Sejumlah Tokoh Politik Melakukan Perang Baliho
Jakarta - Baliho hingga billboard reklame sejumlah tokoh politik bertebaran di
pinggiran jalan berbagai daerah di Indonesia. Pandemi Covid-19 tak
membuat surut para tokoh tersebut untuk tampil meraih simpati publik.
Justru mereka menunjukkan gelagat, inilah saat yang tepat.
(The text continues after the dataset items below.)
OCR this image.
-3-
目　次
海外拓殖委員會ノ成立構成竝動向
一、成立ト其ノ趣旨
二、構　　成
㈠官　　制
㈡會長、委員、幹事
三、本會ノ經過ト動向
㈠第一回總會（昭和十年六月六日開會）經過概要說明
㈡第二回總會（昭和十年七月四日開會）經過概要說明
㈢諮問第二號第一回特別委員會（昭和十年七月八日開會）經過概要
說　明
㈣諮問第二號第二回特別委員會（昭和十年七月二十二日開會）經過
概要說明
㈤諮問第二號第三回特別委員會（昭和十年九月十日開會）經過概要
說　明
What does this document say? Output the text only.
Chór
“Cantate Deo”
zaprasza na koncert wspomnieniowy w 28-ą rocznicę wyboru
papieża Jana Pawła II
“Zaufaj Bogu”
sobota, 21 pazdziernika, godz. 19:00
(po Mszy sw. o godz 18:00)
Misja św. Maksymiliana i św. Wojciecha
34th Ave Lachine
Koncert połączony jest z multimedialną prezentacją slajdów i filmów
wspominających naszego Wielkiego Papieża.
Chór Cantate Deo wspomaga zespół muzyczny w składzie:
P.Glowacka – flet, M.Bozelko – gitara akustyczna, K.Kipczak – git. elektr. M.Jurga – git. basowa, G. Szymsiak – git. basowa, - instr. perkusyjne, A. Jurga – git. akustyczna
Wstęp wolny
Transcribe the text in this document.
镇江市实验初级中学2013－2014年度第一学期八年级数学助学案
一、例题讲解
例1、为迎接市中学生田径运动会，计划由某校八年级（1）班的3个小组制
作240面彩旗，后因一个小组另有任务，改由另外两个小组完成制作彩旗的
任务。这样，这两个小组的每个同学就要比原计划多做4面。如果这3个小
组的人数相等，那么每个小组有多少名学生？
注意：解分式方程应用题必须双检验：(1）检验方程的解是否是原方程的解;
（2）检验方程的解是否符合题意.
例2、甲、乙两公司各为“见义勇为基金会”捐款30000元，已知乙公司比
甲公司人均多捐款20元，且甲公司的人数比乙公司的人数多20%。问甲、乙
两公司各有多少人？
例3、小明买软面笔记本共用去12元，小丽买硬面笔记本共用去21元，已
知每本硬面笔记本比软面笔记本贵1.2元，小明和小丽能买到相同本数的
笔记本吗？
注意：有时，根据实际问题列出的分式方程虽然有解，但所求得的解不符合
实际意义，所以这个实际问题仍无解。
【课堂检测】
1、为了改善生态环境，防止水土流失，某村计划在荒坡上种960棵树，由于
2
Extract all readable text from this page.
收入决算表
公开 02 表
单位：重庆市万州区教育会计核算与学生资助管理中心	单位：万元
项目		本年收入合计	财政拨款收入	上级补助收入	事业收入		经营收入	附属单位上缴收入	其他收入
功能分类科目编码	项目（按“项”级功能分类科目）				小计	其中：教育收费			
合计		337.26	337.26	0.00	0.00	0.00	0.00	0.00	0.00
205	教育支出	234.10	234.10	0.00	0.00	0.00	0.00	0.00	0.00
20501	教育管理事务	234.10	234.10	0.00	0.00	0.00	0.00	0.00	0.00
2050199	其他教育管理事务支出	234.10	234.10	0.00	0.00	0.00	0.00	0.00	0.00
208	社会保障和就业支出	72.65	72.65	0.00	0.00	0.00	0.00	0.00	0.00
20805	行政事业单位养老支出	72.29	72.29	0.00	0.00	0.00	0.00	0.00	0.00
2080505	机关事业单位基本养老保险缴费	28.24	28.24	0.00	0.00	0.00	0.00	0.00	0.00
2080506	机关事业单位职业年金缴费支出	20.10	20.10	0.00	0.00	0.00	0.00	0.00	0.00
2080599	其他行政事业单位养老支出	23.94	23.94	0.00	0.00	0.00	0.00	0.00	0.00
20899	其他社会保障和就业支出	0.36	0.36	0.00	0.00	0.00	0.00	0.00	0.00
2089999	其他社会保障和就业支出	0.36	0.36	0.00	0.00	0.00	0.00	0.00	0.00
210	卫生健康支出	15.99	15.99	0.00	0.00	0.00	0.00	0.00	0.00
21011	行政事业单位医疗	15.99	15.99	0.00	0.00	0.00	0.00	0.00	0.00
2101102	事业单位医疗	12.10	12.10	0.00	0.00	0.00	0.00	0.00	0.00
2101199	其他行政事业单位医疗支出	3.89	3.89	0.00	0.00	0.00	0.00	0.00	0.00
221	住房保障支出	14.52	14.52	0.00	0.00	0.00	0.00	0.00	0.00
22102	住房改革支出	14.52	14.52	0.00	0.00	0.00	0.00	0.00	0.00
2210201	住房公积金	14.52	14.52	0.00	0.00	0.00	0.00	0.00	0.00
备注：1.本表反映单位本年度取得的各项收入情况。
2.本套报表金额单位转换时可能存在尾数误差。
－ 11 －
Baliho Ketua DPR RI Puan Maharani, Ketua Umum Partai Kebangkitan Bangsa
(PKB) Abdul Muhaimin Iskandar (Cak Imin) hingga Ketua Umum Partai
Demokrat Agus Harimurti Yudhoyono (AHY) mudah dijumpai di jalanan.
Pesan dan tulisan yang disampaikan di dalamnya beragam. Baliho Puan
Maharani misalnya, "Kepak Sayap Kebhinekaan" hingga "Jaga Iman Jaga
Imun". Lalu, baliho AHY dengan "Demokrat Nasionalis Religius Berkoalisi
dengan Rakyat".
Selanjutnya, baliho Cak Imin dengan "Padamu Negeri Kami Berbakti". Lalu,
apa maksud dari masifnya pemasangan baliho sejumlah tokoh politik
tersebut di tengah Pandemi Covid-19 sekarang ini?
"Kalau menurut saya, kenapa baliho-baliho itu masih terpasang di
berbagai daerah. Karena, pertama, dari hasil studi di Indonesia,
terutama bagi mereka yang kelas menengah ke bawah,
tingkat pendidikannya
rendah, di Sub Urban, metropolitan pinggiran, itu mereka masih melihat
baliho atau spanduk sebagai isyarat kesungguhan tokoh tersebut untuk
mencalonkan diri," ujar Direktur Eksekutif Lembaga Survei KedaiKOPI
Kunto Adi Wibowo, Jumat (6/8/2021).
Sehingga, kata dia, masyarakat akan menilai tokoh yang tidak memasang
baliho itu tidak berniat maju ke Pemilihan Presiden dan Wakil Presiden
(Pilpres).
"Tapi ketika tokoh tersebut sudah pasang baliho, gede-gede
lagi, banyak lagi, terus spanduk, maka orang mulai mempersepsikan bahwa
tokoh ini sudah punya komitmen untuk menceburkan diri dalam pertarungan
politik," kata Kunto.
Kedua, menurut dia, adalah pemasangan baliho itu untuk membuat tokoh
tersebut lebih populer di masyarakat. "Ya mungkin dari beberapa nama lah
seperti Airlangga Hartarto masih butuh popularitas. Mba Puan menurut
saya enggak terlalu butuh karena siapa sih yang enggak kenal Mba Puan,
cucu Soekarno, anaknya Megawati," katanya.
Dia menilai mungkin yang tidak diketahui sebagian masyarakat adalah
kiprah Puan Maharani. "Tapi kalau Mba Puannya sendiri saya yakin
popularitasnya sudah tinggi," ujar Kunto.
Sedangkan Cak Imin, dia menilai juga masih butuh popularitas, terutama
di luar wilayah Jawa Timur. "Tapi yang lebih penting bagi Cak Imin juga
soal kompetensi dan record, dan itu enggak bisa dipasang di baliho
Soal record, kompetensi dia dan apa saja yang sudah dia lakukan seperti Curriculum Vitae (Curriculum vitae, red) lah, kan enggak lucu baliho isinya Curriculum Vitae," tuturnya.